O que caracteriza a negligência médica?
A negligência ocorre pela falta de cuidado ou de precaução com que se executam certos procedimentos. É caracterizada pela inércia, indolência, falta de ação e passividade. É um ato omissivo. Seu oposto é a diligência que seria agir com cautela, cuidado e atenção, evitando quaisquer distorções e falhas.

O que fazer na negligência médica?
Neste caso recomenda-se que procure uma orientação jurídica adequada para que seja avaliado o caso. Para aqueles que não podem pagar os serviços do advogado privado o melhor caminho é procurar a defensoria pública.

Quais sao os principais erros médicos?
Os mais comuns erros verificados são o diagnóstico incorreto, o tratamento ou medicamento inadequado, a infecção hospitalar, a demora no atendimento ou na cirurgia, a cirurgia incorreta, o atraso na realização do parto, a realização de procedimentos ou cirurgias contra a vontade do paciente, entre outras situações.

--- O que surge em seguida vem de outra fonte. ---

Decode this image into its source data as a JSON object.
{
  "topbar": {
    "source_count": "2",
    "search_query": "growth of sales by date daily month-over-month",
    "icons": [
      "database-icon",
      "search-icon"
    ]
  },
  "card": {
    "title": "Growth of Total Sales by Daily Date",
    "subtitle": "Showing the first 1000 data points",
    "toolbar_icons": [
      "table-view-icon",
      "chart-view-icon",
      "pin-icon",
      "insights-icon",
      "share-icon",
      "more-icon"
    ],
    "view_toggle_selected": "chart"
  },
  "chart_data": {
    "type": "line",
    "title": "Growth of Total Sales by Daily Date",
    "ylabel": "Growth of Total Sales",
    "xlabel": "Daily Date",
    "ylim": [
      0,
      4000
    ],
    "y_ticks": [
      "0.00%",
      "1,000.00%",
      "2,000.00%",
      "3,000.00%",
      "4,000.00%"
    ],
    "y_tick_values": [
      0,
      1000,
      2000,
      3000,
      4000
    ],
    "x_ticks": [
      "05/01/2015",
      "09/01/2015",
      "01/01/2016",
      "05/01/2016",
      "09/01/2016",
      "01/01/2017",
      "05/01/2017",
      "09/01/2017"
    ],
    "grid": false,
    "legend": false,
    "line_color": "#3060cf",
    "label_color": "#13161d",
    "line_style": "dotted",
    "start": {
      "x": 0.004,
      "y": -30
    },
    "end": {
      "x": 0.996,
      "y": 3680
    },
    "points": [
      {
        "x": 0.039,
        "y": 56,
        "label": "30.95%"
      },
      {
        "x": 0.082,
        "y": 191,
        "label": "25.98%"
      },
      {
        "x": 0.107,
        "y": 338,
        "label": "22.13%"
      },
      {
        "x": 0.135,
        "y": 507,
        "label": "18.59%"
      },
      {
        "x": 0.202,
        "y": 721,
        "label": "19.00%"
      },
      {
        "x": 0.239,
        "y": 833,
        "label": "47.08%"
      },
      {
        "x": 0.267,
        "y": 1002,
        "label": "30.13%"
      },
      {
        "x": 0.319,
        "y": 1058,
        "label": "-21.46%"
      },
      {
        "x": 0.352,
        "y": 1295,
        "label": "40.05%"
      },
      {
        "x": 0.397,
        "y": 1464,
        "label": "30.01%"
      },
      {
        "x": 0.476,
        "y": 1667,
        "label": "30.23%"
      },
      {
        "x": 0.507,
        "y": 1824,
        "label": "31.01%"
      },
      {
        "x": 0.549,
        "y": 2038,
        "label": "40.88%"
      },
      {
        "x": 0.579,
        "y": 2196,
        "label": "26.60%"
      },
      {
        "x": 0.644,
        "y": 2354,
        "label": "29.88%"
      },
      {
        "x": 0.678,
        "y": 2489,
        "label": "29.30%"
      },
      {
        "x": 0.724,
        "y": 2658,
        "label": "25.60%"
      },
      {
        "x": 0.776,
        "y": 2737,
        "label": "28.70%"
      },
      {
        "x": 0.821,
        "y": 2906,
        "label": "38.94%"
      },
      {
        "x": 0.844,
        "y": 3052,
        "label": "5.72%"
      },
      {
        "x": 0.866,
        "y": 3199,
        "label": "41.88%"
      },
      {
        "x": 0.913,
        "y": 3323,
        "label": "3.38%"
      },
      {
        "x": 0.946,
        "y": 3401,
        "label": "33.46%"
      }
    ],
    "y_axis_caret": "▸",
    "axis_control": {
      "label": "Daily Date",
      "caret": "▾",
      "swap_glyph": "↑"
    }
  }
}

O que significa prognóstico?
Prognóstico, em medicina, é conhecimento ou juízo antecipado, prévio, feito pelo médico, baseado necessariamente no diagnóstico médico e nas possibilidades terapêuticas, segundo o estado da arte, acerca da duração, da evolução e do eventual termo de uma doença ou quadro clínico sob seu cuidado ou orientação.